За столом сидели сталкеры с фамилиями, что было у них редкость — Селифанов и Петрушин, чуть дальше ел что-то из огромной миски Мушкет, а двое других, неизвестных мне, курили, попивая омерзительное пиво из банок. Пиво в лилово-оранжевой банке не может быть хорошим, я так считаю.
Селифанов и Петрушин сидели рядом. Вдруг Селифанов выплыл из какого наркотического трипа, сказал:
— А знаешь, кто на самом деле Чорный Сталкер? Знаешь, кто?
Голос у него дрогнул, как обычно бывает у людей, что рассказывают историю не по первому разу, но хотят привлечь к ней особенное внимание.
— А это капитан Рублёв!
Петрушин крякнул:
— Какой, на хер, Рублёв! Что ты городишь!

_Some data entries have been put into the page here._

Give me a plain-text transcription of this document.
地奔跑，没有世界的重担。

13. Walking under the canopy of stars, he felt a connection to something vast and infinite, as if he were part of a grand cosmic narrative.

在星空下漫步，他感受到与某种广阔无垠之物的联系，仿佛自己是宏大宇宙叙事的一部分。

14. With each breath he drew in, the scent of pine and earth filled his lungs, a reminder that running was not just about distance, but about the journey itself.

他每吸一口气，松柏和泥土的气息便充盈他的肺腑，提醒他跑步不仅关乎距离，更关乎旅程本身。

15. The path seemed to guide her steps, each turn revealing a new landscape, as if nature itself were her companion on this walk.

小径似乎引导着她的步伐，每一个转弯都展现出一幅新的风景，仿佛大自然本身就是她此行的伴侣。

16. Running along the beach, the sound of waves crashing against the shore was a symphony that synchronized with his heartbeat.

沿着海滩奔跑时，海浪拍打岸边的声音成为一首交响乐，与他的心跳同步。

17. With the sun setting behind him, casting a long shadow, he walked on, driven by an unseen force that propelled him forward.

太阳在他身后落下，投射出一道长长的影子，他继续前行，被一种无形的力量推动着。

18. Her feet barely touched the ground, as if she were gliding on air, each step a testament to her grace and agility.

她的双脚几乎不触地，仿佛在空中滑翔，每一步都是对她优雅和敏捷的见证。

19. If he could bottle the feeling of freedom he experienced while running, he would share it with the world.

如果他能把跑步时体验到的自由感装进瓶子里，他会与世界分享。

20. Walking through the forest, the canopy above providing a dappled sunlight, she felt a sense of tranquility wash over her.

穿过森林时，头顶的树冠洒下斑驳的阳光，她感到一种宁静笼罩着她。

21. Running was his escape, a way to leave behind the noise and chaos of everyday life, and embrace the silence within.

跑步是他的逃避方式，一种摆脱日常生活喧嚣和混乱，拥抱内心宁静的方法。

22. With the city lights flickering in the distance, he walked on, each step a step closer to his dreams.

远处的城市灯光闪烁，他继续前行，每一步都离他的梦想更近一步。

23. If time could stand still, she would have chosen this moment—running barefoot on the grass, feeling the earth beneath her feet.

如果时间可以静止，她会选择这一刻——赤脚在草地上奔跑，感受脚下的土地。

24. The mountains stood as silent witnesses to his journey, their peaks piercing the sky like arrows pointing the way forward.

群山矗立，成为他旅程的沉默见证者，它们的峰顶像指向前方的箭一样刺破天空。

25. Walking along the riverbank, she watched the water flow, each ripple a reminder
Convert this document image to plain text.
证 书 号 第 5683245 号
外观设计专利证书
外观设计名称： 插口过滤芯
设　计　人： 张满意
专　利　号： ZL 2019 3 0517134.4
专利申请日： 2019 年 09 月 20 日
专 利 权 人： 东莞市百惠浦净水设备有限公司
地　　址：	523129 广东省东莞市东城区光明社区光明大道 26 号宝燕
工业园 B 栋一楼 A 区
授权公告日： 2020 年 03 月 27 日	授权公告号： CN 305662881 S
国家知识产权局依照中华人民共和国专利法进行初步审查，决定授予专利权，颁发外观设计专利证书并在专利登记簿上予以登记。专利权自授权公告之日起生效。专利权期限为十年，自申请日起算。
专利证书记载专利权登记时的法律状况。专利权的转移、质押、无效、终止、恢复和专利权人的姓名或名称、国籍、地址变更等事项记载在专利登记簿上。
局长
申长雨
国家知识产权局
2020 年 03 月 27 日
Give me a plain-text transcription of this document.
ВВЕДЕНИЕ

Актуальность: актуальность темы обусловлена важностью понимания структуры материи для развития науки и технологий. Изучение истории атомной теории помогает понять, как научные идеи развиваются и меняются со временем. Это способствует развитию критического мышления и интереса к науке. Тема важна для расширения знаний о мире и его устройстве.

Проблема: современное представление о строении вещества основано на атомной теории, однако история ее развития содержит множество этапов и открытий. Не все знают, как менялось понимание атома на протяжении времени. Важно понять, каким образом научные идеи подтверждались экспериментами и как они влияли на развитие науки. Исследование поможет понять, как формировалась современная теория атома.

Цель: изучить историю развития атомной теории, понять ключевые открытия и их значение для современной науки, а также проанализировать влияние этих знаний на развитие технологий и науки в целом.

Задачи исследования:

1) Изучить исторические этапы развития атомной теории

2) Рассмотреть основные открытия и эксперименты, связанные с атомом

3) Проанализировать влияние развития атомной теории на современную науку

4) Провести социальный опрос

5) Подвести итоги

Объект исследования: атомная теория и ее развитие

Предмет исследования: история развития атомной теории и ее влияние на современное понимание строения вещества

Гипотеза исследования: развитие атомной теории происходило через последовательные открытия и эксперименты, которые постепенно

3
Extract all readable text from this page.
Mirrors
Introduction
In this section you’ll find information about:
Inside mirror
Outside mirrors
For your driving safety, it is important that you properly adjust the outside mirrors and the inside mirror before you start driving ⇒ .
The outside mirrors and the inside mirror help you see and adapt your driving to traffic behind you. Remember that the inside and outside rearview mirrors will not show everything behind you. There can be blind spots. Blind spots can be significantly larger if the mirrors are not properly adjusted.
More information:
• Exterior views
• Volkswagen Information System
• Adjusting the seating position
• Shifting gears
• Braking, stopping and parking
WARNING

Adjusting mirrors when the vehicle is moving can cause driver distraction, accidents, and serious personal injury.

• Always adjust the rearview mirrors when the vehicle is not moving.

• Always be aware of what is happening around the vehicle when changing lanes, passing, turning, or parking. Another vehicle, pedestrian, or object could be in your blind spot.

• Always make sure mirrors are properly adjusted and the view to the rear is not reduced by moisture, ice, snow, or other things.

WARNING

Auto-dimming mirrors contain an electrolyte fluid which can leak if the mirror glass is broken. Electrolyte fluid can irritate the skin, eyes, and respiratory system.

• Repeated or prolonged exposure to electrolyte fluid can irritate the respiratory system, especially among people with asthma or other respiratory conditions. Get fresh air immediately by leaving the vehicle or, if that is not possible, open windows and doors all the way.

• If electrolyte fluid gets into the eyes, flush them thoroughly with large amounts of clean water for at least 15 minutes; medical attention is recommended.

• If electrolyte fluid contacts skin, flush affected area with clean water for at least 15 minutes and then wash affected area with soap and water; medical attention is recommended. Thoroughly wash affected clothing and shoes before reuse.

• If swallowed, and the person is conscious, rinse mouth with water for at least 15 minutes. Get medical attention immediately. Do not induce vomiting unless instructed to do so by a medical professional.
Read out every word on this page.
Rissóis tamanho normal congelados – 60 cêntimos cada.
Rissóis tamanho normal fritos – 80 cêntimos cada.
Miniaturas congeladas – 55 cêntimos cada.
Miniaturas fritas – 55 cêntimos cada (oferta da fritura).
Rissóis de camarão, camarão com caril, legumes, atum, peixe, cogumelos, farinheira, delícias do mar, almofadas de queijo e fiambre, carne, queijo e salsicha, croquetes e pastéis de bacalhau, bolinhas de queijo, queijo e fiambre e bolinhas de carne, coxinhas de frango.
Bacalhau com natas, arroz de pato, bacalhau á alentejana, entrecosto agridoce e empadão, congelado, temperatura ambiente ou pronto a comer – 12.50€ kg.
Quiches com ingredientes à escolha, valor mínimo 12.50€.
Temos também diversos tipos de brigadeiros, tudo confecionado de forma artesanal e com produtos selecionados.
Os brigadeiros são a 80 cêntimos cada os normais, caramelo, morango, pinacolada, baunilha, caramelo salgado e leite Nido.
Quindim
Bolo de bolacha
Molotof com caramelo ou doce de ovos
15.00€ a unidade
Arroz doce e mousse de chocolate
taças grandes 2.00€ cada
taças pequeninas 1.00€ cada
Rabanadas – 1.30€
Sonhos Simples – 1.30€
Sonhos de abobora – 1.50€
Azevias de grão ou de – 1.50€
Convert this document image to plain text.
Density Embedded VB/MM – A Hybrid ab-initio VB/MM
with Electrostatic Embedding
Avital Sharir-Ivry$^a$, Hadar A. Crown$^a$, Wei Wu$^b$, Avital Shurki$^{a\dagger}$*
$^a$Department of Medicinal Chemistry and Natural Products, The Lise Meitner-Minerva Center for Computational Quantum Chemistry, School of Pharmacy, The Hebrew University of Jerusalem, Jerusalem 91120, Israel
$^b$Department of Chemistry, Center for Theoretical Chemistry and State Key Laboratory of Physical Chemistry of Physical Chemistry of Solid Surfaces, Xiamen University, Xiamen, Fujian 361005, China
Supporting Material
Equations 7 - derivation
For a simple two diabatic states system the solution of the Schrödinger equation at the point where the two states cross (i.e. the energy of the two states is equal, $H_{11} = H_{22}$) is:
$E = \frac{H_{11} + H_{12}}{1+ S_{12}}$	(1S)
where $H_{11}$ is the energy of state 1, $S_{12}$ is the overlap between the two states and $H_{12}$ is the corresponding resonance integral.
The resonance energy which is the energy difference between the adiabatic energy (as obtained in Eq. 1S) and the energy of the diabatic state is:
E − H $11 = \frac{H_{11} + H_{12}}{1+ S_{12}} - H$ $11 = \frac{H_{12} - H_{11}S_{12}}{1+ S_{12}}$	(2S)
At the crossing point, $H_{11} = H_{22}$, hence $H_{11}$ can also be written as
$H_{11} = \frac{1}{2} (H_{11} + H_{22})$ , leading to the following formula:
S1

— А вот такой Рублёв, — стукнул Селифанов по столу кулаком. Алик Анкешеев неодобрительно посмотрел в его сторону, но смолчал. Селифанов начал рассказывать.
Повесть о сталкере РублёвеПосле знаменитых событий шестого года и прорыва на Киев, в нашей военно-страховой компании появился капитан Рублёв. Во что он в те чёрные дни вляпался, какая аномалия стала у него на пути, то ли тушканчики объели его по краю, то ли слепые собаки оторвали ему руку и ногу — неизвестно. Однако остался он настоящим героем-инвалидом. Медали, орден от ООН, нашивки за ранения и всё такое.
Но при этом почётная отставка и обычная военная пенсия в две копейки, как если бы он сам себе ногу по пьяни отстрелил. И руку, впрочем, тоже.
Оказалось, что никакого особого бюджета на инвалидов не было выделено, не ясен был и их правовой статус. Правовой статус-то и сейчас не ясен, просто перемёрли все инвалиды по большей части. Итак, не было на капитана Рублёва никакого приказа. А без приказа, может, в армии и может что случиться, а вот в финансовой сфере не может такого случиться никогда.
И вот отставной капитан Рублёв, скрипя пневматическими протезами, приезжает к своим родным — а там туда-сюда, отец-пенсионер, мать болеет и денег никаких, кроме продовольственных скидок, не предвидится. У нас ведь как: отставной капитан сразу устраивается в охрану, а какая может быть охрана, когда у человека только левая рука и дубинку держать неудобно.
Тогда Рублёв поехал по начальству и завертел известную шарманку: я за вас кровь проливал, я на колчаковских фронтах ранен, имею право на лучшую жизнь, Родина, помнишь ли ты своих героев? А, помнишь? Помнишь, сука? Ну, как только ты начинаешь такие слова произносить, так на тебя и своя охрана находится. Пришлось пробираться дальше и выше. Приехал капитан Рублёв в столицу, а там золотые купола, огни неоновых реклам, казино Семирамиды и прочие радости. Пытался квартиру снять, тут-то его военная пенсия и кончилась. На улице просто так и пахнет деньгами, зайдёшь пельмени с соточкой в забегаловке взять, так сдерут прямо как здесь. (При этих словах Селифанов воровато оглянулся на барную стойку, но Алик Анкешеев уже ушёл куда-то на кухню, и его место занял бармен Борода.)